Sunday, February 7, 2010
THE IMAGINARIUM OF DOCTOR PARNASSUS / ****
Distributor: Sony Classics
Release Date: December 25, 2009
Running Time: 122 minutes
MPAA Rating: PG-13
Given all the hubbub and press surrounding Christopher Nolan’s 2008 masterpiece “The Dark Knight,” particularly in regards to the late Heath Ledger’s Oscar-winning performance, it would be easy to forget that Ledger had one more performance in the can – Terry Gilliam’s “The Imaginarium of Doctor Parnassus.”

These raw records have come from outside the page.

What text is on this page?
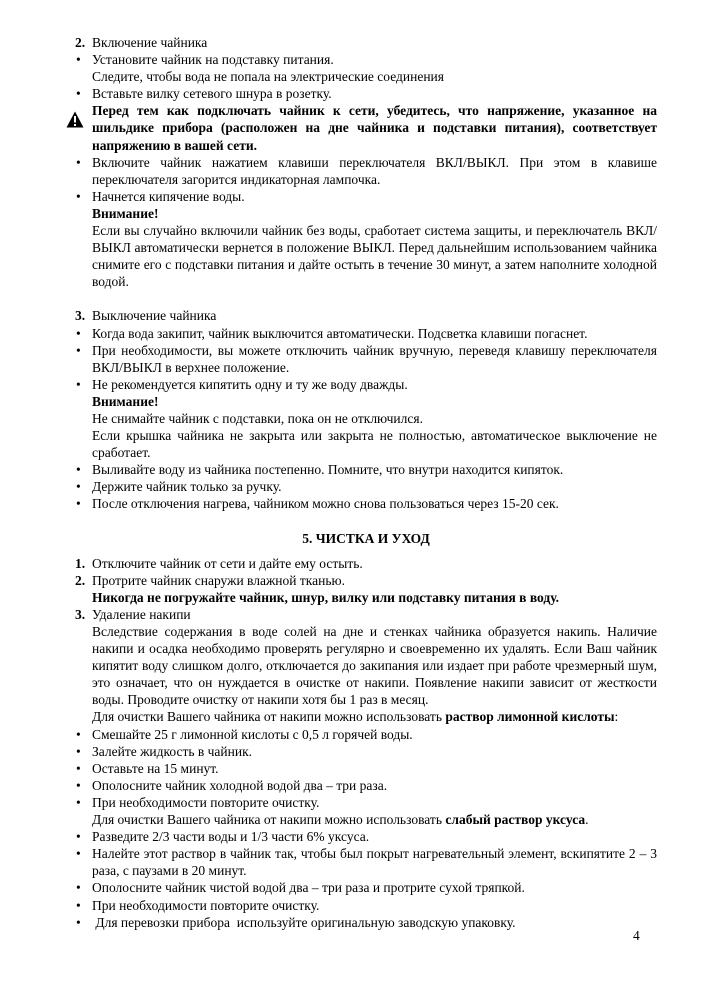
2. Включение чайника
• Установите чайник на подставку питания.
Следите, чтобы вода не попала на электрические соединения
• Вставьте вилку сетевого шнура в розетку.
Перед тем как подключать чайник к сети, убедитесь, что напряжение, указанное на шильдике прибора (расположен на дне чайника и подставки питания), соответствует напряжению в вашей сети.
• Включите чайник нажатием клавиши переключателя ВКЛ/ВЫКЛ. При этом в клавише переключателя загорится индикаторная лампочка.
• Начнется кипячение воды.
Внимание!
Если вы случайно включили чайник без воды, сработает система защиты, и переключатель ВКЛ/ВЫКЛ автоматически вернется в положение ВЫКЛ. Перед дальнейшим использованием чайника снимите его с подставки питания и дайте остыть в течение 30 минут, а затем наполните холодной водой.
3. Выключение чайника
• Когда вода закипит, чайник выключится автоматически. Подсветка клавиши погаснет.
• При необходимости, вы можете отключить чайник вручную, переведя клавишу переключателя ВКЛ/ВЫКЛ в верхнее положение.
• Не рекомендуется кипятить одну и ту же воду дважды.
Внимание!
Не снимайте чайник с подставки, пока он не отключился.
Если крышка чайника не закрыта или закрыта не полностью, автоматическое выключение не сработает.
• Выливайте воду из чайника постепенно. Помните, что внутри находится кипяток.
• Держите чайник только за ручку.
• После отключения нагрева, чайником можно снова пользоваться через 15-20 сек.
5. ЧИСТКА И УХОД
1. Отключите чайник от сети и дайте ему остыть.
2. Протрите чайник снаружи влажной тканью.
Никогда не погружайте чайник, шнур, вилку или подставку питания в воду.
3. Удаление накипи
Вследствие содержания в воде солей на дне и стенках чайника образуется накипь. Наличие накипи и осадка необходимо проверять регулярно и своевременно их удалять. Если Ваш чайник кипятит воду слишком долго, отключается до закипания или издает при работе чрезмерный шум, это означает, что он нуждается в очистке от накипи. Появление накипи зависит от жесткости воды. Проводите очистку от накипи хотя бы 1 раз в месяц.
Для очистки Вашего чайника от накипи можно использовать раствор лимонной кислоты:
• Смешайте 25 г лимонной кислоты с 0,5 л горячей воды.
• Залейте жидкость в чайник.
• Оставьте на 15 минут.
• Ополосните чайник холодной водой два – три раза.
• При необходимости повторите очистку.
Для очистки Вашего чайника от накипи можно использовать слабый раствор уксуса.
• Разведите 2/3 части воды и 1/3 части 6% уксуса.
• Налейте этот раствор в чайник так, чтобы был покрыт нагревательный элемент, вскипятите 2 – 3 раза, с паузами в 20 минут.
• Ополосните чайник чистой водой два – три раза и протрите сухой тряпкой.
• При необходимости повторите очистку.
•  Для перевозки прибора  используйте оригинальную заводскую упаковку.
4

The title character is played by the veteran Christopher Plummer (who scored his first Oscar nomination this year for the little-seen “The Last Station”), and he does indeed possess an Imaginarium. He travels around with an entourage of his daughter Valentina (Lily Cole), Anton (Andrew Garfield), and faithful midget sidekick Percy (Verne Troyer). Many years ago Parnassus made a deal with the devil Mr. Nick (played with delicious viciousness by Tom Waits) that promised the devil would gain possession of any children Parnassus may have on their sixteenth birthday. With Valentina’s sixteenth birthday approaching, Parnassus grows increasingly nervous about telling his daughter of her impending fate.
One rainy night, the traveling act discovers a man (Ledger) hanging from a bridge via a noose. They pull him to safety and resuscitate the man, who cannot remember his name or anything else about himself. He is allowed to travel with them, and even becomes a part of their act. He soon remembers that his name is Tony. The act itself is a series of goofy histrionics, until a person passes through the Imaginarium. The visuals concocted her could only be dreamed up by Gilliam, who is a master of this kind of storytelling.

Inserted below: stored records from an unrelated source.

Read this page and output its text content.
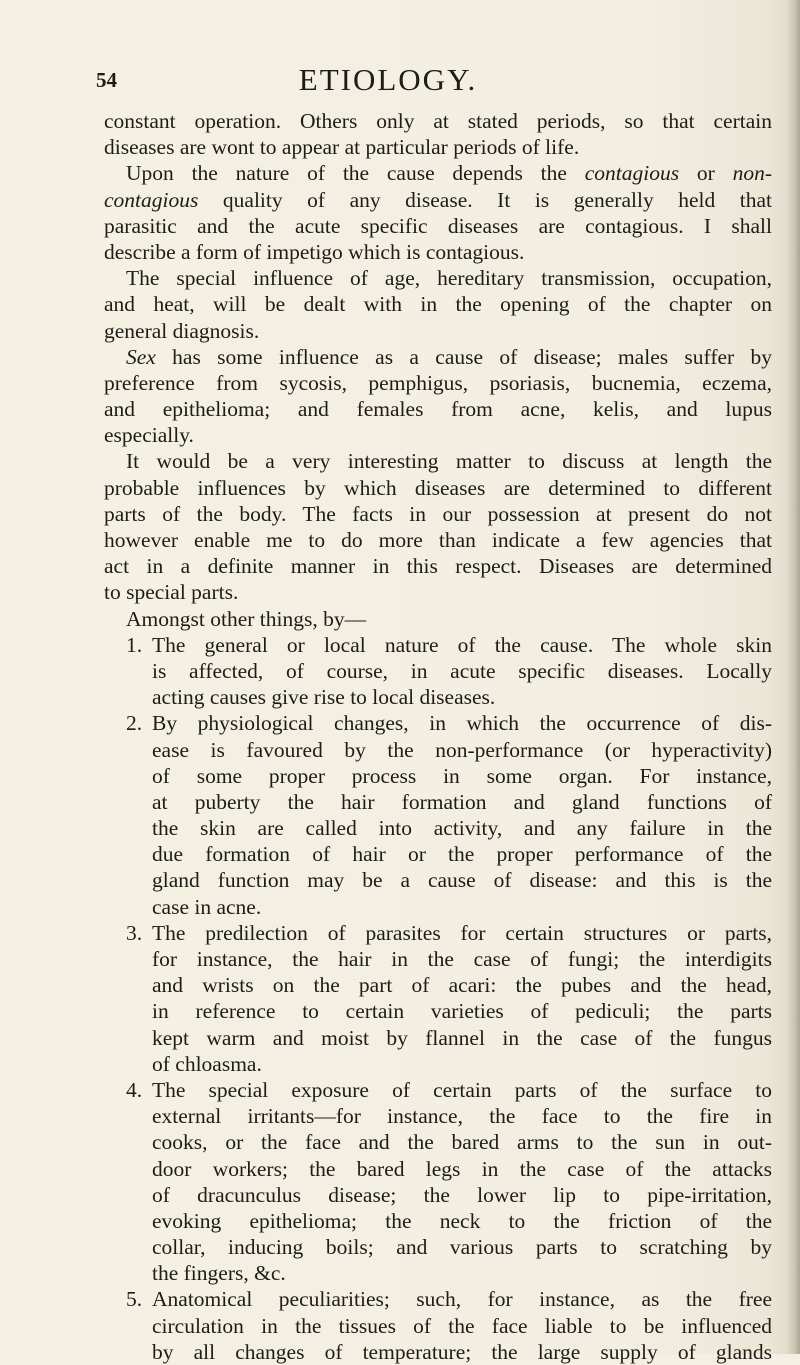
54	ETIOLOGY.
constant operation. Others only at stated periods, so that certain
diseases are wont to appear at particular periods of life.
Upon the nature of the cause depends the contagious or non-
contagious quality of any disease. It is generally held that
parasitic and the acute specific diseases are contagious. I shall
describe a form of impetigo which is contagious.
The special influence of age, hereditary transmission, occupation,
and heat, will be dealt with in the opening of the chapter on
general diagnosis.
Sex has some influence as a cause of disease; males suffer by
preference from sycosis, pemphigus, psoriasis, bucnemia, eczema,
and epithelioma; and females from acne, kelis, and lupus
especially.
It would be a very interesting matter to discuss at length the
probable influences by which diseases are determined to different
parts of the body. The facts in our possession at present do not
however enable me to do more than indicate a few agencies that
act in a definite manner in this respect. Diseases are determined
to special parts.
Amongst other things, by—
1. The general or local nature of the cause. The whole skin
is affected, of course, in acute specific diseases. Locally
acting causes give rise to local diseases.
2. By physiological changes, in which the occurrence of dis-
ease is favoured by the non-performance (or hyperactivity)
of some proper process in some organ. For instance,
at puberty the hair formation and gland functions of
the skin are called into activity, and any failure in the
due formation of hair or the proper performance of the
gland function may be a cause of disease: and this is the
case in acne.
3. The predilection of parasites for certain structures or parts,
for instance, the hair in the case of fungi; the interdigits
and wrists on the part of acari: the pubes and the head,
in reference to certain varieties of pediculi; the parts
kept warm and moist by flannel in the case of the fungus
of chloasma.
4. The special exposure of certain parts of the surface to
external irritants—for instance, the face to the fire in
cooks, or the face and the bared arms to the sun in out-
door workers; the bared legs in the case of the attacks
of dracunculus disease; the lower lip to pipe-irritation,
evoking epithelioma; the neck to the friction of the
collar, inducing boils; and various parts to scratching by
the fingers, &c.
5. Anatomical peculiarities; such, for instance, as the free
circulation in the tissues of the face liable to be influenced
by all changes of temperature; the large supply of glands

Of course, that pesky Mr. Nick just won’t go away, and he reappears to make another deal with Parnassus. Whoever is the first to garner five souls will get to retain possession of Daughter. Tony wants to help retain Valentina, and offers some ideas on how to change the act. Anton, the jealous type, doesn’t trust him, but Parnassus is desperate enough to keep his daughter that he listens to him. Details about Tony’s true character do come to light, but I won’t reveal them here.

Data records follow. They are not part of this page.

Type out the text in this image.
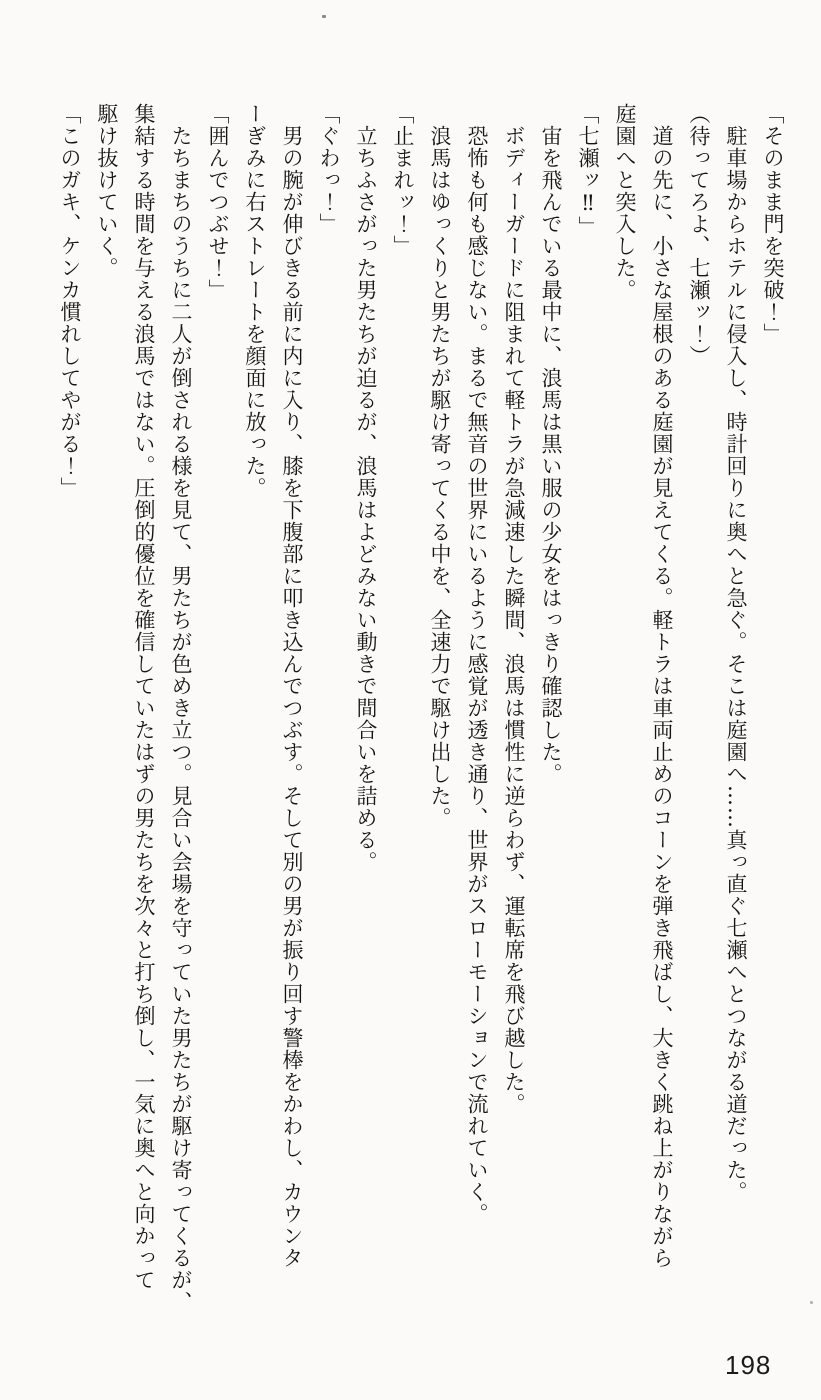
「そのまま門を突破！」

駐車場からホテルに侵入し、時計回りに奥へと急ぐ。そこは庭園へ……真っ直ぐ七瀬へとつながる道だった。

（待ってろよ、七瀬ッ！）

道の先に、小さな屋根のある庭園が見えてくる。軽トラは車両止めのコーンを弾き飛ばし、大きく跳ね上がりながら

庭園へと突入した。

「七瀬ッ‼」

宙を飛んでいる最中に、浪馬は黒い服の少女をはっきり確認した。

ボディーガードに阻まれて軽トラが急減速した瞬間、浪馬は慣性に逆らわず、運転席を飛び越した。

恐怖も何も感じない。まるで無音の世界にいるように感覚が透き通り、世界がスローモーションで流れていく。

浪馬はゆっくりと男たちが駆け寄ってくる中を、全速力で駆け出した。

「止まれッ！」

立ちふさがった男たちが迫るが、浪馬はよどみない動きで間合いを詰める。

「ぐわっ！」

男の腕が伸びきる前に内に入り、膝を下腹部に叩き込んでつぶす。そして別の男が振り回す警棒をかわし、カウンタ

ーぎみに右ストレートを顔面に放った。

「囲んでつぶせ！」

たちまちのうちに二人が倒される様を見て、男たちが色めき立つ。見合い会場を守っていた男たちが駆け寄ってくるが、

集結する時間を与える浪馬ではない。圧倒的優位を確信していたはずの男たちを次々と打ち倒し、一気に奥へと向かって

駆け抜けていく。

「このガキ、ケンカ慣れしてやがる！」

198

The tragedy of this film is ironically what made it most successful. Ledger’s untimely death resulted in some story shuffling and re-casting. Gilliam made the inspired choice to cast Johnny Depp, Jude Law, and Colin Farrell as three different versions of the Tony character, which spring up in three different Imaginarium experiences. All three actors do a marvelous job playing the Tony character as Ledger did, and the film takes on a deeper meaning as a tribute to the deceased. Of the three Farrell admittedly walks away with the movie, a stunning reminder that he is in fact a hugely talented actor.
“The Imaginarium of Doctor Parnassus” may not tickle everyone’s fancy, but it certainly struck a chord in me. The visuals alone make this a unique experience, but the story and performances certainly enhanced them. It’s really a shame that there will be no more new Heath Ledger performances, but at least he got a movie as good as this one for a true swan song.